Companies are moving away from China, following negative overseas sentiment, to pitch their tents in India.
A significant movement is taking place in the auto-parts industry, which has its global hub in China, if two recent trends are to be taken as fact – first, global automotive entities have been voicing opinion on the China Plus One model and second, at least 30 international purchasing bodies that procure parts have become active in India taking the rise in their presence from 8-10 bodies earlier.
Should all the elements hold together then it could propel India’s automotive parts industry – which is currently valued at around $50 billion, as against China’s $550 billion – as a suitable option.
Business and geopolitics
There are added geopolitical issues as well as China’s attempt to raise costs of conducting operations in the country for overseas players.
Enter India which has already announced its aspirations of becoming a major global manufacturing hub as companies seek to de-risk their supply chains and their over-reliance on China.
The Indian government has left no stone unturned in its bid to boost manufacturing and invite overseas players. Corporate tax rates have been slashed and customs duties re-shaped to ensure that India can potentially stake a claim as the world’s biggest factory. The annual 2021-2022 budget was a statement of intent for Narendra Modi and his finance minister Nirmala Sitharaman to showcase their aspirations of transforming the country’s economy and seek higher growth rates. As Sitharaman said, “Our customs duty policy should have the twin objectives of promoting domestic manufacturing and helping India get onto the global value chain and export better… The thrust now has to be on easy access to raw materials and exports of value added products.”

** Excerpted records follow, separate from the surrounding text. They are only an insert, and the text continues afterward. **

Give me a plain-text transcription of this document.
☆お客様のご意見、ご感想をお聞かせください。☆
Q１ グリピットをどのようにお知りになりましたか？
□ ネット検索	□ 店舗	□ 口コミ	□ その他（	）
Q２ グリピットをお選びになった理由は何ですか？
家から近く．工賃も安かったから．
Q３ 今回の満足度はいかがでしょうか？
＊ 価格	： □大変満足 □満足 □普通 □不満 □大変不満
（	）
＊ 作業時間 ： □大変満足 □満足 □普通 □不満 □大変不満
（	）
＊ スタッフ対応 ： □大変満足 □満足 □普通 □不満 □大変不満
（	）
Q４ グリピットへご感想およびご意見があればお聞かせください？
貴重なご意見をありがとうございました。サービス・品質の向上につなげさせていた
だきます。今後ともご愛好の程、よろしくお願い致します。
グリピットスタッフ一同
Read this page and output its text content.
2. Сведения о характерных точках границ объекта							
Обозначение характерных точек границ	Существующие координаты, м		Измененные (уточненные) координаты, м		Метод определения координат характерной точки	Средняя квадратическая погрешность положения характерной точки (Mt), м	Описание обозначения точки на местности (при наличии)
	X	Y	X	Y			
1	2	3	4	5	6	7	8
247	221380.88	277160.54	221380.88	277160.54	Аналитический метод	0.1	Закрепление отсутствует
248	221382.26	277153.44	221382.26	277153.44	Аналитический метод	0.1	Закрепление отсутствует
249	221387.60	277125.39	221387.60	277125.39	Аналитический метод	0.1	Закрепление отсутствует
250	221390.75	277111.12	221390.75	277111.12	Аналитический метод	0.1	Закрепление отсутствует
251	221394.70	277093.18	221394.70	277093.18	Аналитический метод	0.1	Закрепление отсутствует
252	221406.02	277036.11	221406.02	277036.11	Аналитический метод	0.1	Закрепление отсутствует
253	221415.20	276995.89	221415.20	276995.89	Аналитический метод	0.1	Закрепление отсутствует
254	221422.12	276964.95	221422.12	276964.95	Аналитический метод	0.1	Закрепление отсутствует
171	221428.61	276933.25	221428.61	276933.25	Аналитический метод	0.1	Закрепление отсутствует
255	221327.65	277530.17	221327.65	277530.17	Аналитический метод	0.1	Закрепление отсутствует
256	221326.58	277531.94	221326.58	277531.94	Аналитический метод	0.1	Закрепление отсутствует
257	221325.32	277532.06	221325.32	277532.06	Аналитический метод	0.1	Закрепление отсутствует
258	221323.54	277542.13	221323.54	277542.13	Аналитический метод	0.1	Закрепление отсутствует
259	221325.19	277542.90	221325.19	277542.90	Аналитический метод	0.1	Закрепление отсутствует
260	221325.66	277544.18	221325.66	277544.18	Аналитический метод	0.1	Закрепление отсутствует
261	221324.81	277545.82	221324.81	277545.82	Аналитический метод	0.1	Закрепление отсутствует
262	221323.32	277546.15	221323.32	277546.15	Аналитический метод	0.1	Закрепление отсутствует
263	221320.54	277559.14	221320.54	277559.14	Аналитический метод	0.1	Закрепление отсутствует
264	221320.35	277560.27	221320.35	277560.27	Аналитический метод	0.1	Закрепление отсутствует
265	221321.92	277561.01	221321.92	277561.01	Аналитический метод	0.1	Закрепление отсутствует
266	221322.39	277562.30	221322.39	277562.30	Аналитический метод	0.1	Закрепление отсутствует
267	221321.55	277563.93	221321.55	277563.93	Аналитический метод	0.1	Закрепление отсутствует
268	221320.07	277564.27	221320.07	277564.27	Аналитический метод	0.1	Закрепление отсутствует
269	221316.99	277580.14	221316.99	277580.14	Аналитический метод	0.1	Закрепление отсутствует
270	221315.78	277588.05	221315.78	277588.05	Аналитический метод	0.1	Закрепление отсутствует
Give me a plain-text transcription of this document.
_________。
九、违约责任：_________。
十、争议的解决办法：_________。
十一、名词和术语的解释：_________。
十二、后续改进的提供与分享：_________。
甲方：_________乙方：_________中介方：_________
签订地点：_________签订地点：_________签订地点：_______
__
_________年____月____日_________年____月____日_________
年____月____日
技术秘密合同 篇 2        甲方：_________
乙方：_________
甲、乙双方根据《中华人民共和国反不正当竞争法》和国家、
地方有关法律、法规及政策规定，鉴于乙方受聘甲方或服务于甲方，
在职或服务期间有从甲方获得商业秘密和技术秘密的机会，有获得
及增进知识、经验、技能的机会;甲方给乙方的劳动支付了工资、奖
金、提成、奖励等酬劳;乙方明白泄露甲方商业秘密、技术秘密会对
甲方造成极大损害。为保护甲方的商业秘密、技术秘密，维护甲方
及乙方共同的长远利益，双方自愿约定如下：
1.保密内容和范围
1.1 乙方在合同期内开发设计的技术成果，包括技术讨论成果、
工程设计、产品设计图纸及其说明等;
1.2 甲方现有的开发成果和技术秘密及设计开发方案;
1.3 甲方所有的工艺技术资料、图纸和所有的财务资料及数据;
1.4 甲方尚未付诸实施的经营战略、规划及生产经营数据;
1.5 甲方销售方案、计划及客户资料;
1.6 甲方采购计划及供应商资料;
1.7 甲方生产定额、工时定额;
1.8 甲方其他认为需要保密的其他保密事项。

Indian government remains proactive
Despite these new trends the Indian government continues to push the principles of Atma Nirbhar Bharat (self-reliance). To this end the authorities have increased the share of manufacturing in India’s GDP from 17-18 percent currently to 25 percent. The cut in corporate tax to 22 percent for existing companies and 17 percent for new entrants and the production linked incentive (PLI) plan across a wide range of sectors have been designed to boost manufacturing.